Les Décoloniales constituent un mouvement dédié à la décolonisation du monde. Nous avons observé la chute de statues glorifiant des individus ignobles de l’ère coloniale, des mouvements pour la restitution des objets acquis durant la période coloniale en Afrique, tout en regrettant que cette restitution ne s’accompagne pas également de la restitution des connaissances prélevées en Afrique, des connaissances qui ont permis à l’Amérique coloniale, moins développée que l’Afrique coloniale à l’origine, de devenir une puissance, tandis que l’Afrique est restée marginalisée. Nous connaissons la réponse, l’Afrique a été punie d’avoir osé demander l’indépendance. Les Décoloniales n’ont certes pas accompli une décolonisation totale, mais il est étonnant de constater que, malgré le spectacle des mouvements artistiques et intellectuels décoloniales financés par les institution internationales , avec des figures de proue de l’art et de l’intellect africain, l’aspect essentiel, à savoir la décolonisation du pouvoir politique en Afrique, a été oublié, là où il aurait fallu commencer pourtant.
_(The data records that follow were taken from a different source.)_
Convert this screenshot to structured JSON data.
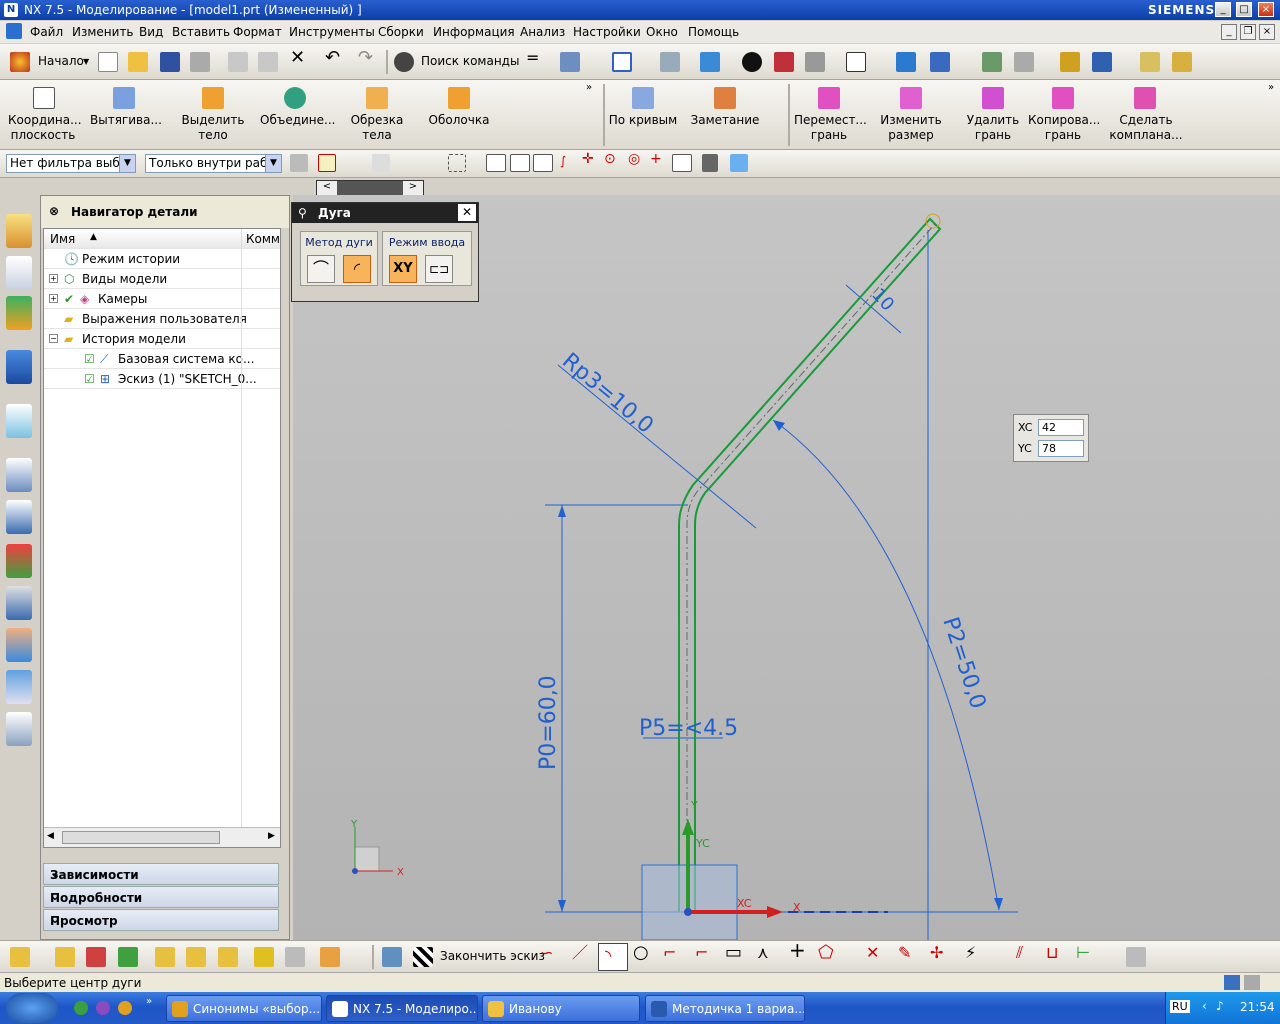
{
  "window": {
    "title": "NX 7.5 - Моделирование - [model1.prt (Измененный) ]",
    "brand": "SIEMENS"
  },
  "menu": [
    "Файл",
    "Изменить",
    "Вид",
    "Вставить",
    "Формат",
    "Инструменты",
    "Сборки",
    "Информация",
    "Анализ",
    "Настройки",
    "Окно",
    "Помощь"
  ],
  "toolbar1": {
    "start": "Начало",
    "search": "Поиск команды"
  },
  "toolbar2": [
    {
      "label1": "Координа...",
      "label2": "плоскость"
    },
    {
      "label1": "Вытягива...",
      "label2": ""
    },
    {
      "label1": "Выделить",
      "label2": "тело"
    },
    {
      "label1": "Объедине...",
      "label2": ""
    },
    {
      "label1": "Обрезка",
      "label2": "тела"
    },
    {
      "label1": "Оболочка",
      "label2": ""
    },
    {
      "label1": "По кривым",
      "label2": ""
    },
    {
      "label1": "Заметание",
      "label2": ""
    },
    {
      "label1": "Перемест...",
      "label2": "грань"
    },
    {
      "label1": "Изменить",
      "label2": "размер"
    },
    {
      "label1": "Удалить",
      "label2": "грань"
    },
    {
      "label1": "Копирова...",
      "label2": "грань"
    },
    {
      "label1": "Сделать",
      "label2": "комплана..."
    }
  ],
  "filters": {
    "type_filter": "Нет фильтра выбор",
    "scope_filter": "Только внутри рабо"
  },
  "navigator": {
    "title": "Навигатор детали",
    "col_name": "Имя",
    "col_comment": "Комм",
    "items": [
      "Режим истории",
      "Виды модели",
      "Камеры",
      "Выражения пользователя",
      "История модели",
      "Базовая система ко...",
      "Эскиз (1) \"SKETCH_0..."
    ],
    "sections": [
      "Зависимости",
      "Подробности",
      "Просмотр"
    ]
  },
  "dialog": {
    "title": "Дуга",
    "group1": "Метод дуги",
    "group2": "Режим ввода",
    "xy_label": "XY"
  },
  "coord_input": {
    "xc_label": "XC",
    "xc_value": "42",
    "yc_label": "YC",
    "yc_value": "78"
  },
  "sketch": {
    "dims": {
      "p0": "P0=60,0",
      "p2": "P2=50,0",
      "rp3": "Rp3=10,0",
      "p5": "P5=<4.5",
      "d1": "10"
    },
    "axes": {
      "xc": "XC",
      "yc": "YC",
      "x": "X",
      "y": "Y"
    }
  },
  "bottom_toolbar": {
    "finish_sketch": "Закончить эскиз"
  },
  "status": "Выберите центр дуги",
  "taskbar": {
    "tasks": [
      "Синонимы «выбор...",
      "NX 7.5 - Моделиро...",
      "Иванову",
      "Методичка 1 вариа..."
    ],
    "lang": "RU",
    "time": "21:54"
  },
  "colors": {
    "titlebar": "#0b3fa8",
    "sketch_curve": "#1a9a3a",
    "dim": "#2060d0",
    "taskbar": "#2459c8"
  }
}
Les grandes fondations et institutions occidentales qui ont soutenu les Décoloniales peuvent être hypocrites, c’est leur nature, mais qu’en est-il des artistes et des intellectuels ? Où sont-ils dans la lutte pour la décolonisation d’un pouvoir politique africain, qui est comme disait Fanon un grand théâtre où on singe le blanc? La leçon nous vient désormais des jeunes soldats du Burkina Faso et du Mali, dépourvus du bagage qui confère le statut d’artistes et d’intellectuels renommés. J’ai été profondément interpellé en entendant la question posée par le jeune président du Burkina Faso, nous demandant quelle grandeur vous reste-t-il si l’on vous retire la langue de l’autre? Meme en tant que cinéaste, possédant un langage visuel différent, j’ai dû admettre que je me suis senti désemparé. Oui en effet, sans le français, l’anglais ou l’espagnol, qu’est-ce qu’un intellectuel ou un homme politique africain ? Voici un exemple de projet concret de décolonisation nécessaire.
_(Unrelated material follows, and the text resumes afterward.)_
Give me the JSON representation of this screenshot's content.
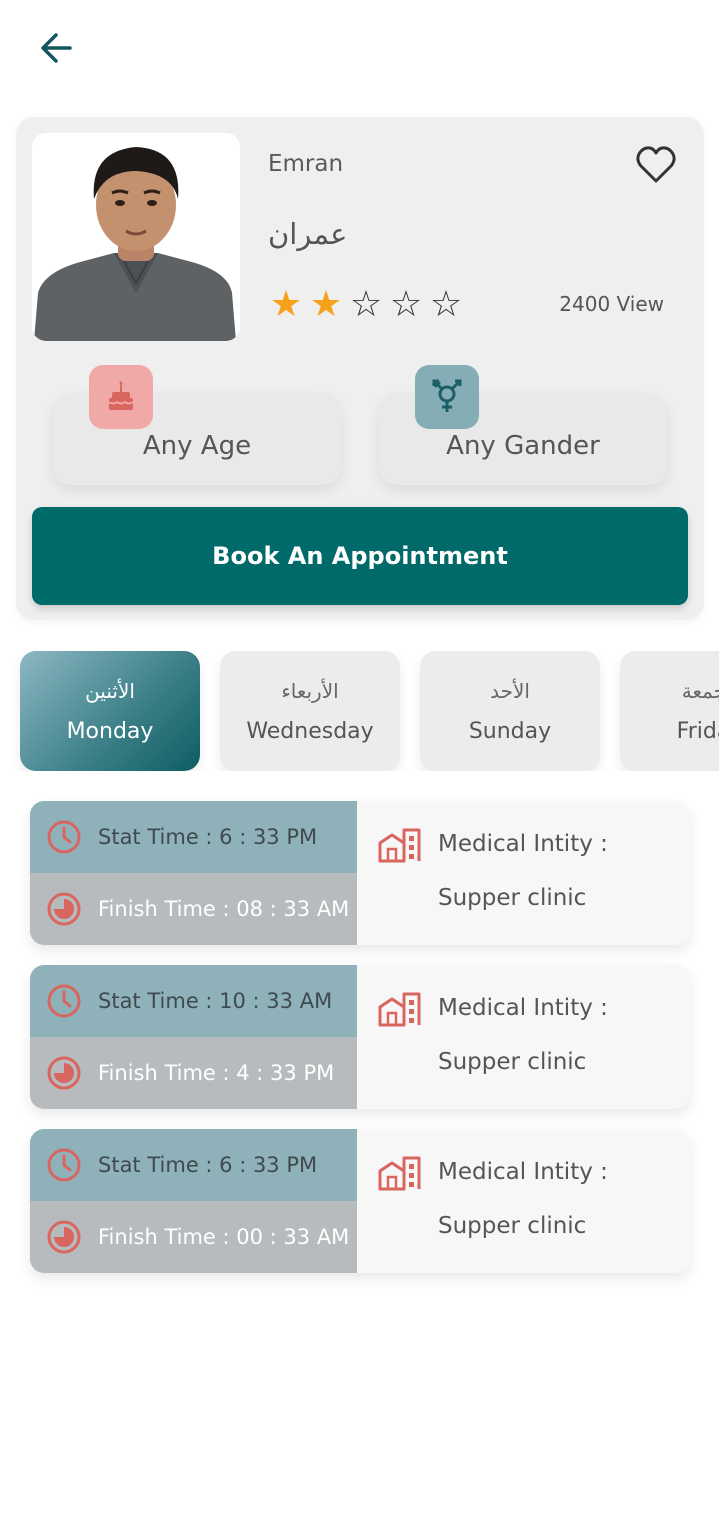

Bien que Mudimbe nous fait comprendre dans « L’Odeur du Père » que l’Afrique ne peut plus se défaire de l’Occident, parce que justement elle est déjà aussi occidentale, le seul projet valable pour ceux qui utilisent l’Afrique comme terrain de reconnaissance lorsque l’Occident les dépasse, en acceptant de s’acoquiner avec hommes politiques sans scrupules au pouvoir alors que les leurs sont des miséreux… car eux ont un endroit où retourner , l’Europe, l’Amérique… après avoir pris de belles photos, à ceux-là, je dis que le seul projet véritablement digne d’intérêt en Afrique est la décolonisation de ce pouvoir politique qui est l’alpha et l’omega de la transformation de l’Afrique. Si on a pensé à tout décoloniser et pas le pouvoir politique c’est bien parce qu’il a cette « Odeur » qui nous attire toujours.